The phrase “communication of attributes” (in Latin, communicatio idiomatum) refers to the way in which we can say things about Christ’s person that more specifically relate to one of His natures. In other words, whatever we can say about Christ’s human nature, we can also say about His person. Whatever we can say about His divine nature, we can also say about His person.
However, here is where a difference occurs between the Reformed and the Lutheran. The Lutherans believed in a different communication than the Reformed do. The Lutherans believed that what can be said about Jesus’ divine nature can also be said about His human nature. This is how they undergird their doctrine of consubstantiation. If the attributes of God can be communicated to Christ’s human nature, then there is no obstacle to saying that Christ is physically present here on earth in, around, through, and under the elements of bread and wine.

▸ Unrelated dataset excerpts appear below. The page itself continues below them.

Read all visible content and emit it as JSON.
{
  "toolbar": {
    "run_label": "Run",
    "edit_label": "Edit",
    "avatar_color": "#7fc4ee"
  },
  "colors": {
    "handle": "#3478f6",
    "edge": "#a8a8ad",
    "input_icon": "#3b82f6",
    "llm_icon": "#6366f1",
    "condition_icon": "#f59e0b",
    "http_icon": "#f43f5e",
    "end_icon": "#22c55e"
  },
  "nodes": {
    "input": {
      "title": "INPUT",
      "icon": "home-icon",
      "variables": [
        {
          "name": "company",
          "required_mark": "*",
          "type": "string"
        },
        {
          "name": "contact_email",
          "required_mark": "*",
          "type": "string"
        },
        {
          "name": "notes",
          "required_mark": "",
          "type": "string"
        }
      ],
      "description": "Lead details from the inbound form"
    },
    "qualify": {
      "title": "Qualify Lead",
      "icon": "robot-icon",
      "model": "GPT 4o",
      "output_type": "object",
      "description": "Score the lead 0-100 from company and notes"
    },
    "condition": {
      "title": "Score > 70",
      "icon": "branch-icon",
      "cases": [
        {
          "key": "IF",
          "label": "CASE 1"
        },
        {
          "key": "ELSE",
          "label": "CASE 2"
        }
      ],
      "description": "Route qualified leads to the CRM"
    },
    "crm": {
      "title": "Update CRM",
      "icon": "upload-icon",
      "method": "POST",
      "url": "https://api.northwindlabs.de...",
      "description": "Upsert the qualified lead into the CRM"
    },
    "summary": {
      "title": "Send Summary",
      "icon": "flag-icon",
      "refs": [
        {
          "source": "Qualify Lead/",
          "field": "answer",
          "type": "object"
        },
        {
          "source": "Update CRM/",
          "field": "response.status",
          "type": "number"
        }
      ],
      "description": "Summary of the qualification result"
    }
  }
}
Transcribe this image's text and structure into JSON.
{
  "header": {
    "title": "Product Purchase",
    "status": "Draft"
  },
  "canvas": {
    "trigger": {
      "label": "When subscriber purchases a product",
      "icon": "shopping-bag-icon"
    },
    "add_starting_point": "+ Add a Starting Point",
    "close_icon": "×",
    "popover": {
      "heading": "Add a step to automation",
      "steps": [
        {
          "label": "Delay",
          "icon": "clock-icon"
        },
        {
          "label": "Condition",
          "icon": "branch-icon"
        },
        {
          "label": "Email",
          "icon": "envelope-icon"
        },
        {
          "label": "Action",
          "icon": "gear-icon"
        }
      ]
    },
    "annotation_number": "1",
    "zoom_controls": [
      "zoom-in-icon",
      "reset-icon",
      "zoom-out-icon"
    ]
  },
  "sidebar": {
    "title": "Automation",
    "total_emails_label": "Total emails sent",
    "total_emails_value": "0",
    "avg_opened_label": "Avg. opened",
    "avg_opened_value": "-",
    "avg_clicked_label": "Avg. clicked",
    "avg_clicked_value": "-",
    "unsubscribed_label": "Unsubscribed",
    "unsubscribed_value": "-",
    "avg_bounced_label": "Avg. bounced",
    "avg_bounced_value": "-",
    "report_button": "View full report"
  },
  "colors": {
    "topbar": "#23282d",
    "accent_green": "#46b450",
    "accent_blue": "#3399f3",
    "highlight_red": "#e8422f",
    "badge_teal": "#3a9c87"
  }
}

The Reformed did not believe in this form of the communication of attributes. Instead, they believed that Christ’s human nature stayed human, and Christ’s divine nature stayed divine, and that those two natures did not communicate attributes to each other, but rather to the person of Christ. I have tried to draw a little graphic design that will help illustrate the point. The lines represent the natures of Christ, and the arrows represent the communication of attributes. Now, some who are calling themselves Reformed on this blog have been arguing for a Lutheran version of Christology. And these people have suggested that I have been undervaluing the hypostatic union of the divine and the human. As one can see from this diagram, however, the Reformed view of the communication of attributes draws one’s eye to the apex, which can be said to be the hypostatic union. So, on the contrary, the hypostatic union is what prevents us from attributing human characteristics (or suffering!) to the divine nature. The hypostatic union is precisely the point at which the inseparability and distinction of the two natures meets.